Um relatório da Statista prevê que a IA generativa no setor crescerá 12% ao ano até 2027, movimentando bilhões. Grandes estúdios, como a Capcom, também investem em IA para otimizar processos, como animação e testes.
Porém, ela traz dilemas. Enquanto corta custos, pode substituir empregos, especialmente em áreas como design e QA (controle de qualidade). Para indies, é uma bênção; para os jogos AAA, uma ferramenta ainda em teste.
Um mercado em mudança
A linha do tempo dos custos reflete a evolução da indústria. Nos anos 2000, jogos como Final Fantasy VII marcavam o início da escalada, com seus US$ 40 milhões a US$ 45 milhões nas cifras investidas. Na década de 2010, esses números saltaram para US$ 265 milhões, com GTA V — e hoje, alguns casos apontam a casa dos bilhões de dólares.

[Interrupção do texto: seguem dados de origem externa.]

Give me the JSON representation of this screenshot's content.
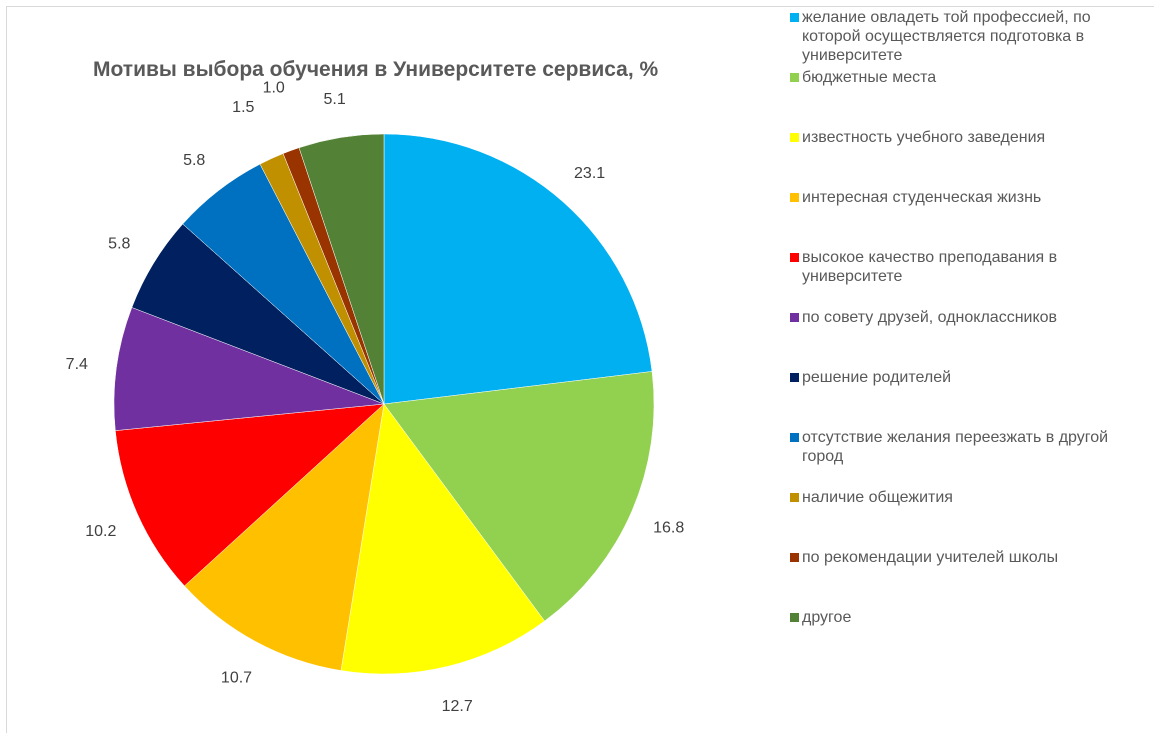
{
  "chart_data": {
    "type": "pie",
    "title": "Мотивы выбора обучения в Университете сервиса, %",
    "legend_position": "right",
    "slices": [
      {
        "label": "желание овладеть той профессией, по которой осуществляется подготовка в университете",
        "value": 23.1,
        "value_label": "23.1",
        "color": "#00B0F0"
      },
      {
        "label": "бюджетные места",
        "value": 16.8,
        "value_label": "16.8",
        "color": "#92D050"
      },
      {
        "label": "известность учебного заведения",
        "value": 12.7,
        "value_label": "12.7",
        "color": "#FFFF00"
      },
      {
        "label": "интересная студенческая жизнь",
        "value": 10.7,
        "value_label": "10.7",
        "color": "#FFC000"
      },
      {
        "label": "высокое качество преподавания в университете",
        "value": 10.2,
        "value_label": "10.2",
        "color": "#FF0000"
      },
      {
        "label": "по совету друзей, одноклассников",
        "value": 7.4,
        "value_label": "7.4",
        "color": "#7030A0"
      },
      {
        "label": "решение родителей",
        "value": 5.8,
        "value_label": "5.8",
        "color": "#002060"
      },
      {
        "label": "отсутствие желания переезжать в другой город",
        "value": 5.8,
        "value_label": "5.8",
        "color": "#0070C0"
      },
      {
        "label": "наличие общежития",
        "value": 1.5,
        "value_label": "1.5",
        "color": "#C09000"
      },
      {
        "label": "по рекомендации учителей школы",
        "value": 1.0,
        "value_label": "1.0",
        "color": "#993300"
      },
      {
        "label": "другое",
        "value": 5.1,
        "value_label": "5.1",
        "color": "#538135"
      }
    ]
  }
}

Hoje, o setor busca equilíbrio. Os jogos AAA precisam de sucessos garantidos ou correm o risco de colapsar sob seu próprio peso. Os games indies, com agilidade e IA, ganham espaço. Para os jogadores, o preço dos jogos sobe, mas opções baratas — ou gratuitas, com microtransações — surgem a todo vapor.
O verdadeiro custo, porém, está na incerteza: em um mercado volátil, nem todo investimento garante retorno. A indústria dos games, como nunca antes, está jogando com fogo — e o próximo grande lançamento pode ser a faísca que redefine tudo.